Глава 4. Миссия. Дело племянницы фюрера

Провинстаун, 2007 год

Бывают дни, когда боль отступает. Не уходит, а просто прячется где-то за грудиной, сворачивается клубком, как старый пес, и ждет. В такие дни я почти бодр. Я даже могу пройти от кресла до окна без костылей — восемь шагов, маленькая победа над распадающимся телом. Сегодня как раз такое утро. Солнце заливает кабинет, пылинки танцуют в луче, и я смотрю на рукопись, которая лежит передо мной на столе. Мой незаконченный роман о Гитлере. И о дьяволе, который выбрал его своим сосудом.

Я не прикасался к этой рукописи уже больше года. Она лежит здесь, как немой укор, как брошенный ребенок. Я написал первую часть — о семье Гитлера, о его отце Алоизе, о садизме и похоти, которые пропитывали воздух в доме на австрийской границе. Я ввел туда демона — не метафору, а реального черта, который нашептывает, направляет... Это была смелая идея. Возможно, слишком смелая даже для меня. Но я застрял. Я не мог понять, как перейти от ребенка к тому, кто потом сидел в бункере и смотрел на меня глазами, полными ледяного огня.

А сегодня, глядя на солнечный свет, я вдруг понял, чего не хватает.

Я открываю новую страницу и начинаю писать.
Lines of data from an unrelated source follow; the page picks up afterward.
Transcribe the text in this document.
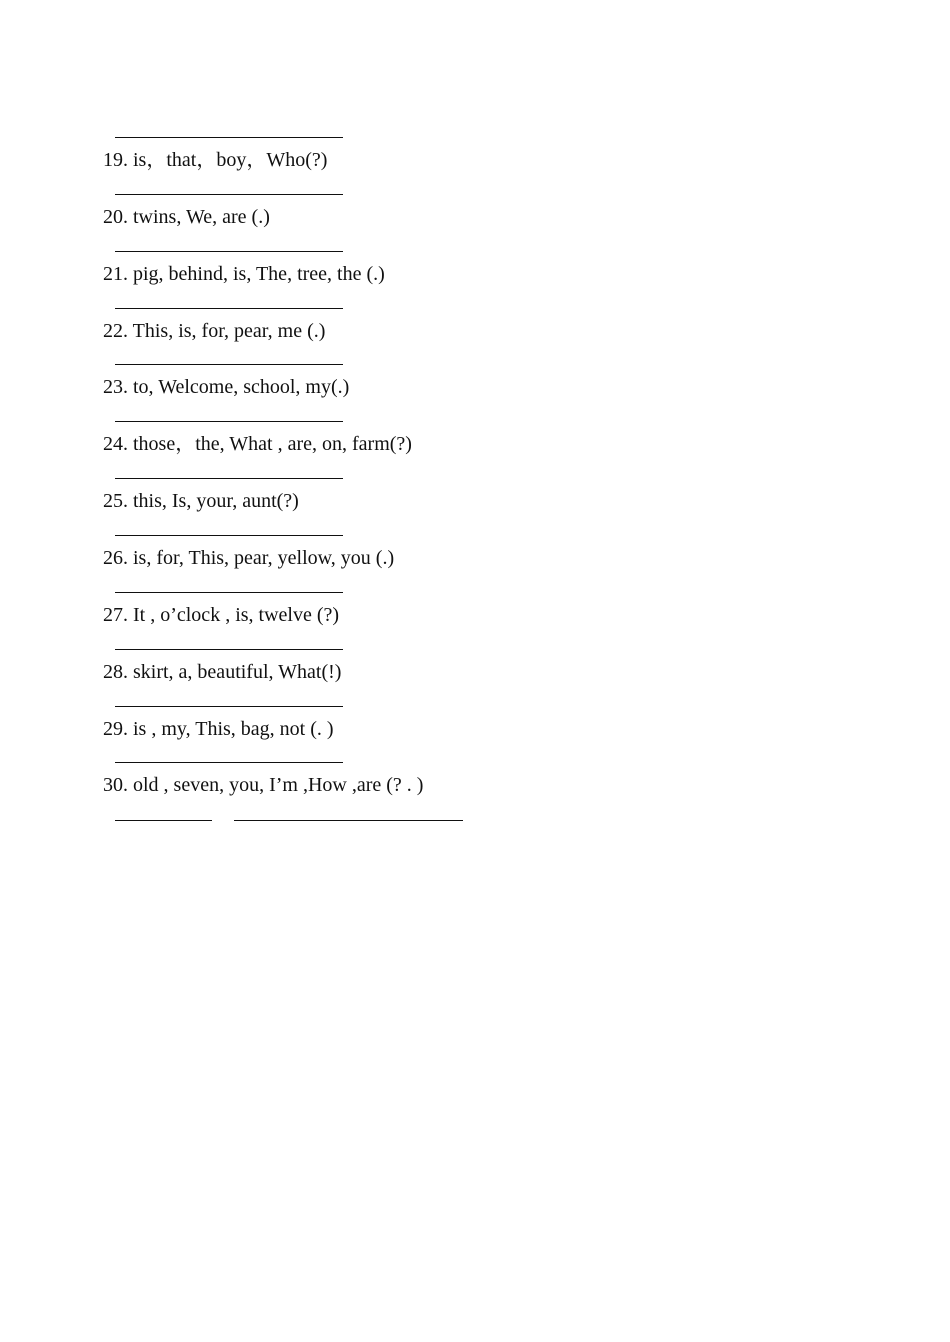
19. is，that，boy，Who(?)
20. twins, We, are (.)
21. pig, behind, is, The, tree, the (.)
22. This, is, for, pear, me (.)
23. to, Welcome, school, my(.)
24. those，the, What , are, on, farm(?)
25. this, Is, your, aunt(?)
26. is, for, This, pear, yellow, you (.)
27. It , o’clock , is, twelve (?)
28. skirt, a, beautiful, What(!)
29. is , my, This, bag, not (. )
30. old , seven, you, I’m ,How ,are (? . )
Пальцы слушаются плохо, но я заставляю их двигаться. Потому что если я не напишу это сейчас, то не напишу никогда.

Ее звали Ангела Мария Раубаль. Гели. Единственная женщина, которую он, возможно, любил. Или думал, что любил. Или хотел любить, но не умел, потому что дьявол, поселившийся в нем, не знал, что такое любовь, — он знал только обладание. Гели было двадцать три года, когда она умерла. Ее нашли в мюнхенской квартире Гитлера с пулей в груди. Пистолет принадлежал ему.
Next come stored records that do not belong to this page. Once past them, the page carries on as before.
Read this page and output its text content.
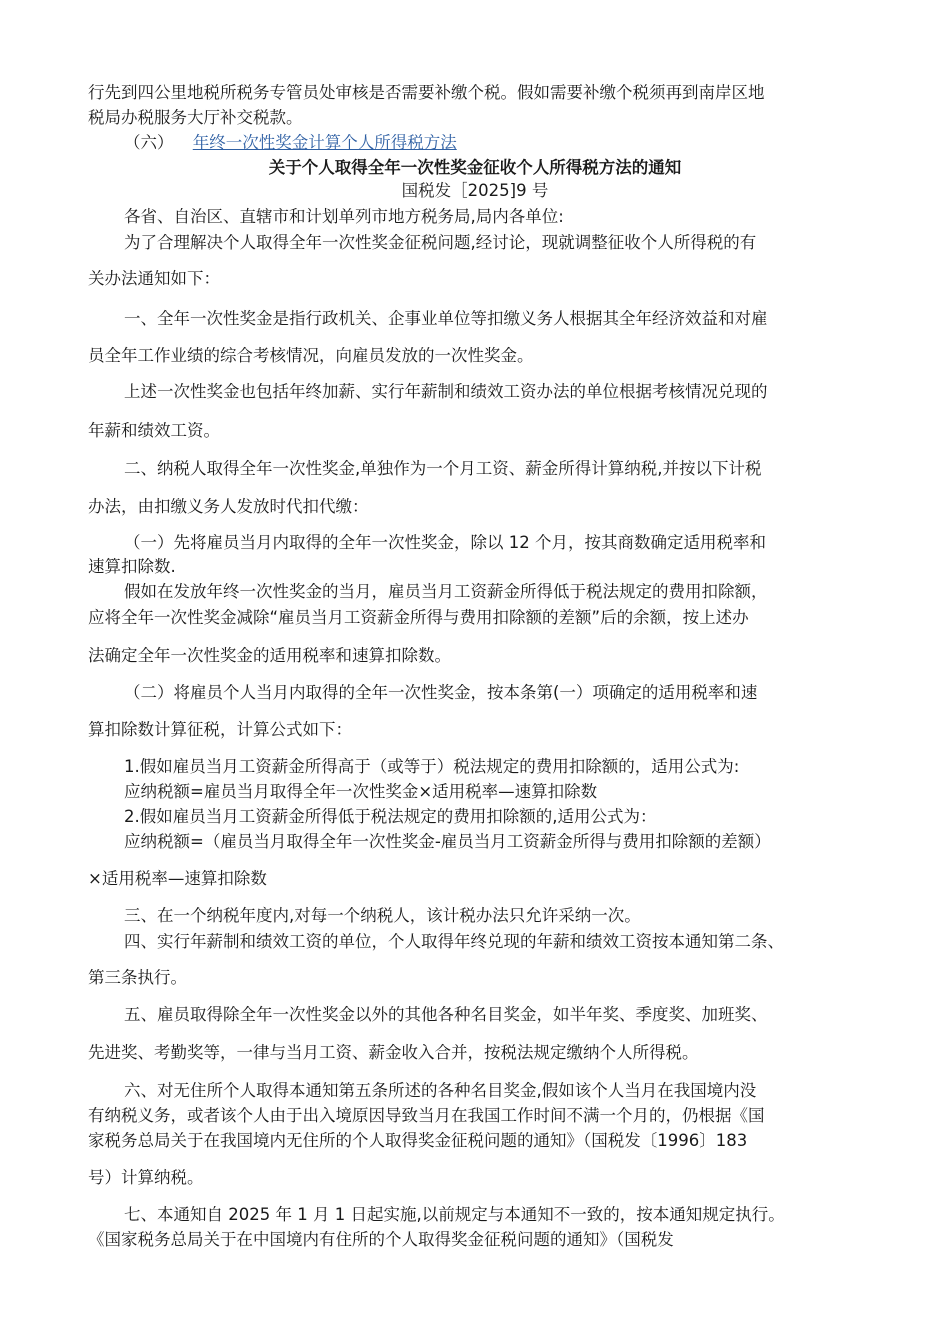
行先到四公里地税所税务专管员处审核是否需要补缴个税。假如需要补缴个税须再到南岸区地
税局办税服务大厅补交税款。
（六） 年终一次性奖金计算个人所得税方法
关于个人取得全年一次性奖金征收个人所得税方法的通知
国税发［2025]9 号
各省、自治区、直辖市和计划单列市地方税务局,局内各单位:
为了合理解决个人取得全年一次性奖金征税问题,经讨论，现就调整征收个人所得税的有
关办法通知如下：
一、全年一次性奖金是指行政机关、企事业单位等扣缴义务人根据其全年经济效益和对雇
员全年工作业绩的综合考核情况，向雇员发放的一次性奖金。
上述一次性奖金也包括年终加薪、实行年薪制和绩效工资办法的单位根据考核情况兑现的
年薪和绩效工资。
二、纳税人取得全年一次性奖金,单独作为一个月工资、薪金所得计算纳税,并按以下计税
办法，由扣缴义务人发放时代扣代缴：
（一）先将雇员当月内取得的全年一次性奖金，除以 12 个月，按其商数确定适用税率和
速算扣除数.
假如在发放年终一次性奖金的当月，雇员当月工资薪金所得低于税法规定的费用扣除额，
应将全年一次性奖金减除“雇员当月工资薪金所得与费用扣除额的差额”后的余额，按上述办
法确定全年一次性奖金的适用税率和速算扣除数。
（二）将雇员个人当月内取得的全年一次性奖金，按本条第(一）项确定的适用税率和速
算扣除数计算征税，计算公式如下：
1.假如雇员当月工资薪金所得高于（或等于）税法规定的费用扣除额的，适用公式为:
应纳税额=雇员当月取得全年一次性奖金×适用税率—速算扣除数
2.假如雇员当月工资薪金所得低于税法规定的费用扣除额的,适用公式为：
应纳税额=（雇员当月取得全年一次性奖金-雇员当月工资薪金所得与费用扣除额的差额）
×适用税率—速算扣除数
三、在一个纳税年度内,对每一个纳税人，该计税办法只允许采纳一次。
四、实行年薪制和绩效工资的单位，个人取得年终兑现的年薪和绩效工资按本通知第二条、
第三条执行。
五、雇员取得除全年一次性奖金以外的其他各种名目奖金，如半年奖、季度奖、加班奖、
先进奖、考勤奖等，一律与当月工资、薪金收入合并，按税法规定缴纳个人所得税。
六、对无住所个人取得本通知第五条所述的各种名目奖金,假如该个人当月在我国境内没
有纳税义务，或者该个人由于出入境原因导致当月在我国工作时间不满一个月的，仍根据《国
家税务总局关于在我国境内无住所的个人取得奖金征税问题的通知》（国税发〔1996〕183
号）计算纳税。
七、本通知自 2025 年 1 月 1 日起实施,以前规定与本通知不一致的，按本通知规定执行。
《国家税务总局关于在中国境内有住所的个人取得奖金征税问题的通知》（国税发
Она появилась в его жизни, когда он еще не был фюрером. Всего лишь восходящая звезда нацистской партии, крикливый оратор с усиками Чарли Чаплина и глазами гипнотизера. Гели была дочерью его сводной сестры Ангелы. Молодая, смешливая, с тяжелыми темными косами и фигурой, которая привлекала взгляды мужчин на мюнхенских улицах. Ей было семнадцать, когда он впервые посмотрел на нее не как дядя.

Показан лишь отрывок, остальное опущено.